Niespodziewanie we włoskich mediach zaczęły krążyć wieści o wydłużeniu meczów na mundialu do 100 minut. Wszystko przez wypowiedź Gianniego Infantino na łamach Corriere dello Sport. Do całej sytuacji odniosła się nawet FIFA, dementując chęć zmian długości piłkarskich rywalizacji.
- FIFA zaprzecza, jakoby chciała zmienić długość rozgrywania piłkarskich meczów
- Infantino w rozmowie z dziennikarzem CdS zdradził, że na mundialu spotkania mogą być wydłużone do 100 minut
- Nic nie będzie jednak miało takiego miejsca, ale do końca nie wiadomo czy taki pomysł pojawił się naprawdę w strukturach FIFA
Zostaje po staremu
Gianni Infantino wydaje się być coraz bardziej nieobliczalny. Najpierw próbował przepchać rozgrywanie mundialu, co dwa lata.
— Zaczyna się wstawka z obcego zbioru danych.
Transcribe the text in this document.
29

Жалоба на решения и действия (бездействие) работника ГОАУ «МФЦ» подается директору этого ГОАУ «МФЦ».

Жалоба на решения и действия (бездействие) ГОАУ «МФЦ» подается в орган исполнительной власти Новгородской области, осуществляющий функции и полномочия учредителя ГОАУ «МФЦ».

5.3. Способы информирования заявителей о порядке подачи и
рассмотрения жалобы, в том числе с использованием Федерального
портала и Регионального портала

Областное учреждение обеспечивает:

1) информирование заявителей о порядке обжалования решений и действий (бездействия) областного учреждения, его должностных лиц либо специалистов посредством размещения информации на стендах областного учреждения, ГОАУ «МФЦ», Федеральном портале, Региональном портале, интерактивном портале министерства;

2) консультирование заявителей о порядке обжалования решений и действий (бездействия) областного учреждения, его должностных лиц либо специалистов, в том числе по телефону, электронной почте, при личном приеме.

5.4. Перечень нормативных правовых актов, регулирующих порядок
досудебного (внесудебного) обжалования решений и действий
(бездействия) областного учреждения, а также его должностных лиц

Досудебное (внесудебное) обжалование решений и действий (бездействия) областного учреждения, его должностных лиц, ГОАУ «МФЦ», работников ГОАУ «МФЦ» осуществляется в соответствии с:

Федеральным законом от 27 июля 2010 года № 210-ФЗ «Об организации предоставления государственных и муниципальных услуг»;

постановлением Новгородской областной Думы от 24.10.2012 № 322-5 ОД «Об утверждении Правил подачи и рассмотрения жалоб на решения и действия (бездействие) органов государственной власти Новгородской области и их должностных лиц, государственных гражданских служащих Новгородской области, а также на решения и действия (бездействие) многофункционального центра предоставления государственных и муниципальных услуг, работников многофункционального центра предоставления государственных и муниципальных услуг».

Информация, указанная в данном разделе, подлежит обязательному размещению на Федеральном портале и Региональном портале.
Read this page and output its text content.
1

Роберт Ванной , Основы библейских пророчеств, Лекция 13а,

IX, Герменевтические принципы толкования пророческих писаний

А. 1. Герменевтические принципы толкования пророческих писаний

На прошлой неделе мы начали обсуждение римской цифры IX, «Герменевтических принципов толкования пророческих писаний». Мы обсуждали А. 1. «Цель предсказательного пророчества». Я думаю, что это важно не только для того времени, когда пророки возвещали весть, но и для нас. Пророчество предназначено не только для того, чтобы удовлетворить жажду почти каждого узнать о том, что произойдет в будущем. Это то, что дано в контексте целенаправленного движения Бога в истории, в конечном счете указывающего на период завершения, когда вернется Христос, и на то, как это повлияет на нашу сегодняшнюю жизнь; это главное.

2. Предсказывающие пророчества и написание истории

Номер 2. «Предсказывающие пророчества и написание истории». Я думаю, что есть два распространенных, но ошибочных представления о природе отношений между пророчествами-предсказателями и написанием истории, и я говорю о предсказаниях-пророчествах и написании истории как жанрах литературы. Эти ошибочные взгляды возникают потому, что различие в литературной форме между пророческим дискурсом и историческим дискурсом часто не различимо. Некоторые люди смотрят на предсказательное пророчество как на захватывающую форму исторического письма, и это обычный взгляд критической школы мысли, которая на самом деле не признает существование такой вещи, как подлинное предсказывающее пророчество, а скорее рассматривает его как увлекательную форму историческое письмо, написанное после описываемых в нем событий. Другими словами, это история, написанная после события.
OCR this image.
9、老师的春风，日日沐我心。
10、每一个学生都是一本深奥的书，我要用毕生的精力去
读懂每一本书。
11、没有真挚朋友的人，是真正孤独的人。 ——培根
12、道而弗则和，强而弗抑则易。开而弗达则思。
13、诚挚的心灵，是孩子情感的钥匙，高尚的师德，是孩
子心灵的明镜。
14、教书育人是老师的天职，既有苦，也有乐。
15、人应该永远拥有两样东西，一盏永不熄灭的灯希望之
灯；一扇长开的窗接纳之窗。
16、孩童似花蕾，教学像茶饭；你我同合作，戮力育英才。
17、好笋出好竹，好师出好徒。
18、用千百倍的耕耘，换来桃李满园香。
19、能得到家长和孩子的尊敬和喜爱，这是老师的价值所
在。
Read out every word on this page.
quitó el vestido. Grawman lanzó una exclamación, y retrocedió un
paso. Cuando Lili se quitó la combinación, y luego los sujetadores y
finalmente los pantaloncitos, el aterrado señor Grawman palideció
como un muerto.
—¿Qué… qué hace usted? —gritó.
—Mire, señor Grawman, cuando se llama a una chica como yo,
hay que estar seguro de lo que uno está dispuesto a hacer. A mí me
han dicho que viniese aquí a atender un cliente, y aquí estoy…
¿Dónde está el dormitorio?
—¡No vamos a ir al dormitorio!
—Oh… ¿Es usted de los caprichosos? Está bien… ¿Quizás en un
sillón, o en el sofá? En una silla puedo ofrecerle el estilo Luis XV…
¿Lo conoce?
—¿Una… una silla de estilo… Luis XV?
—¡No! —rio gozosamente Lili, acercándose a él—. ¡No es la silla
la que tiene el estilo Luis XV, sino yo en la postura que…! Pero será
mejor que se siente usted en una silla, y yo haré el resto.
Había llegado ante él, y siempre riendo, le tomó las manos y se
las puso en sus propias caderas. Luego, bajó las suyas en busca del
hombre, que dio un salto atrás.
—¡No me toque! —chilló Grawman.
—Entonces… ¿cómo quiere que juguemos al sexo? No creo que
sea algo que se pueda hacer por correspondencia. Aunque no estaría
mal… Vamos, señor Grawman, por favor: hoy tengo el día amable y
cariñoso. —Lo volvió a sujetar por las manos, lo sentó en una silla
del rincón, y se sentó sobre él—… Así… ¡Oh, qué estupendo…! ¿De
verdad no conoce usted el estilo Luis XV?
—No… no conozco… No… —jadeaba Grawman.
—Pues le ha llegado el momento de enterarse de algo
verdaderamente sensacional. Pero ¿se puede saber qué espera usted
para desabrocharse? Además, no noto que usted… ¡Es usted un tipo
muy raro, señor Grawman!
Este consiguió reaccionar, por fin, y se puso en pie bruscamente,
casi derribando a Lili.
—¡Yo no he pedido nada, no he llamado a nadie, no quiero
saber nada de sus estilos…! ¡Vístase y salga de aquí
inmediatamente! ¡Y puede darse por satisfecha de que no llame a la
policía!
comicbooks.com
Całkiem niedawno ogłosił mundial w Katarze jednym z najlepszych w historii. Nie wiadomo do końca jak cała impreza wyjdzie logistycznie, ale na razie eksperci nie wróżą fajerwerków. Pojawia się sporo niedociągnięć, a miasta to tak naprawdę wielkie place budowy.
Kiedy wydawało się, że ciekawiej być nie może, Infantino znów o sobie przypomniał. Tym razem udzielił niejednoznacznej wypowiedzi na łamach Corriere dello Sport. Wówczas podsunął pomysł o zmianach długości rozgrywanych meczów na mundialu. Otóż spotkania miały trwać 100 minut, a nie jak dotąd półtorej godziny.
FIFA po burzliwych reakcjach w mediach na całym świecie, postanowiła również odnieść się do tego tematu.
– “W związku z niektórymi doniesieniami i plotkami, które rozeszły się dzisiaj, FIFA chciałaby wyjaśnić, że nie zostaną wprowadzone żadne zmiany w przepisach dotyczących długości meczów piłkarskich podczas Mistrzostw Świata FIFA w Katarze 2022 ani w żadnych innych rozgrywkach” – przekazano w oświadczeniu.